Her happiness was his unhappiness and that’s the unfair way it was.

But he still has life and time to fill it with more happiness.

“Noah, you have to tell Dad. Right away.”

“Tell Dad what?” And there is our footstep-less father looking down on us. “This is a sight for sore eyes, sore, tired, traveling eyes. I saw you two running into the woods hand in hand when I drove by in the cab. It was like a time warp.”

He joins us on the forest floor. I squeeze Noah’s hand.

“What is it, son? What do you need to tell me?” Dad asks, and my heart spills over with love.

• • •

Later that evening, I’m sitting in a chair as Noah and Dad move swiftly around the kitchen making dinner. They won’t let me help even though I’ve promised to retire the bible. Noah and I made a deal. He’ll stop jumping off cliffs if I stop bible-thumping and suspend all medical research, effective immediately. I’m going to make a giant-size, paper flying woman sculpture out of each and every bible passage. Grandma’s going to love it.
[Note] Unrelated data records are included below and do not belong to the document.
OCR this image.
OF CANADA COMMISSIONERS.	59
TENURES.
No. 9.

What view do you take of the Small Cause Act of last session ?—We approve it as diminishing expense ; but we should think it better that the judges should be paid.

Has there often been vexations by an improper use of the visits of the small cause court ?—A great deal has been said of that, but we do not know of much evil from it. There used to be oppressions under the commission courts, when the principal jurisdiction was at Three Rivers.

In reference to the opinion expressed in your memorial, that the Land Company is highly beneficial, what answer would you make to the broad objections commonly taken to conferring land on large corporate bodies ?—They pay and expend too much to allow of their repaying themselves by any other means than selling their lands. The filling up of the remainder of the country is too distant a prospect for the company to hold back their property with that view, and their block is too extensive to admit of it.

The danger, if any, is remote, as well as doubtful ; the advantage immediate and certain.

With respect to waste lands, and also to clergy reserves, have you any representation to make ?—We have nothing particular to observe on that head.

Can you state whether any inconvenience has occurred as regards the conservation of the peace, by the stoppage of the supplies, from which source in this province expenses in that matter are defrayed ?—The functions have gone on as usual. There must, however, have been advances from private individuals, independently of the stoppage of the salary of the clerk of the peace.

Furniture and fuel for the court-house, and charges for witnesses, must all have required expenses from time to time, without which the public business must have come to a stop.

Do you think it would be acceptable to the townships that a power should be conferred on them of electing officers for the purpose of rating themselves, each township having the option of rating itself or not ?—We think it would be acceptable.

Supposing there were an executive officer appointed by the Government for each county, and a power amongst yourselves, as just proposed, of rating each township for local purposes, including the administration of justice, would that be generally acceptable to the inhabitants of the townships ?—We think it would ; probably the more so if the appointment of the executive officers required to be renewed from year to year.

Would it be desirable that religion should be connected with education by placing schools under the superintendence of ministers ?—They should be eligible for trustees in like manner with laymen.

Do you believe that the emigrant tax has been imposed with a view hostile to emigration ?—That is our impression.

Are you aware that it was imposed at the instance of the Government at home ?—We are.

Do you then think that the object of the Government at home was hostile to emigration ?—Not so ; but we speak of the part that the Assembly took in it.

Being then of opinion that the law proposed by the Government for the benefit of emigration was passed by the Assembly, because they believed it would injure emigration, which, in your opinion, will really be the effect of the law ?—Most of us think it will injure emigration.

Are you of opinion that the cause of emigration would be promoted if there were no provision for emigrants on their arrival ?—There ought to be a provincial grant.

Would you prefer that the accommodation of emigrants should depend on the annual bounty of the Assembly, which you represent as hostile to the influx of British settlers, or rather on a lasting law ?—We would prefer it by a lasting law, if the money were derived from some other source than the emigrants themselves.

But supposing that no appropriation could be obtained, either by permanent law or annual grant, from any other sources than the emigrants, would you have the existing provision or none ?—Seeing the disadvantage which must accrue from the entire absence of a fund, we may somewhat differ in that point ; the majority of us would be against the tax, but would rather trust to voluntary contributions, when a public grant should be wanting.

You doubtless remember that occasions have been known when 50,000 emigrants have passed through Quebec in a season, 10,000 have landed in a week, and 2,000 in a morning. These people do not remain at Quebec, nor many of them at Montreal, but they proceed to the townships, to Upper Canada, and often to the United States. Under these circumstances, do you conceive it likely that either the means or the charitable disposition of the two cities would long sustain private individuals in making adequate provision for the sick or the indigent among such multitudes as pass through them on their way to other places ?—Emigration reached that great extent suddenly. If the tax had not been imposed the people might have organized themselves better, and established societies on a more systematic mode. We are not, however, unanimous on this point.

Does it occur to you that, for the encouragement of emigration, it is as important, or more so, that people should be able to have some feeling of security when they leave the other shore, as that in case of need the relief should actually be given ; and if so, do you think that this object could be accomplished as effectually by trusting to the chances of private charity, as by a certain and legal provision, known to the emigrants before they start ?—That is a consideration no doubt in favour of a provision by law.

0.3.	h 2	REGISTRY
It’s the first idea I put in that blank idea pad I’ve been carrying around since I started CSA. I’m going to call the piece: The History of Luck.

When Noah told Dad the truth about Mom and Guillermo hours ago in the forest, Dad simply said, “Okay, yes. That makes more sense.” He didn’t burst out of granite like Noah or have oceans break inside him like I did, but I can see that the storm in his face has quelled. He’s a man of science and the unsolvable problem is solved. Things finally make sense. And sense to Dad is everything.

Or so I thought.

“Kids, I’ve been thinking about something.” He looks up from the tomato he’s chopping. “How do you feel about moving? Not out of Lost Cove but to another house. Well, not to just any old house . . .” His smile is ridiculous. I have no idea what he’s going to say. “A houseboat.” I can’t decide what’s more amazing: the words coming out of Dad’s mouth or the expression on his face. He looks like the unicycle-riding super-kook. “I think we need an adventure. The three of us together.”

“You want us to live on a boat?” I ask.

“He wants us to live on an ark,” Noah answers, awe in his voice.

“I do!” Dad laughs. “That’s exactly right. I’ve always wanted to do this.” Really? News to me. Um, who is this man? “I just did some research and you will not believe what’s for sale down by the marina.” He goes to his briefcase and pulls out some pictures he must’ve printed from the Internet.

“Oh wow,” I say. This is no rowboat. It is an ark.

“An architect owned it previously,” Dad tells us. “Renovated the whole thing, did all the woodwork and stained glass herself. Incredible, isn’t it? Two stories, three bedrooms, two baths, great kitchen, skylights, wraparound decks on both floors. It’s a floating paradise.”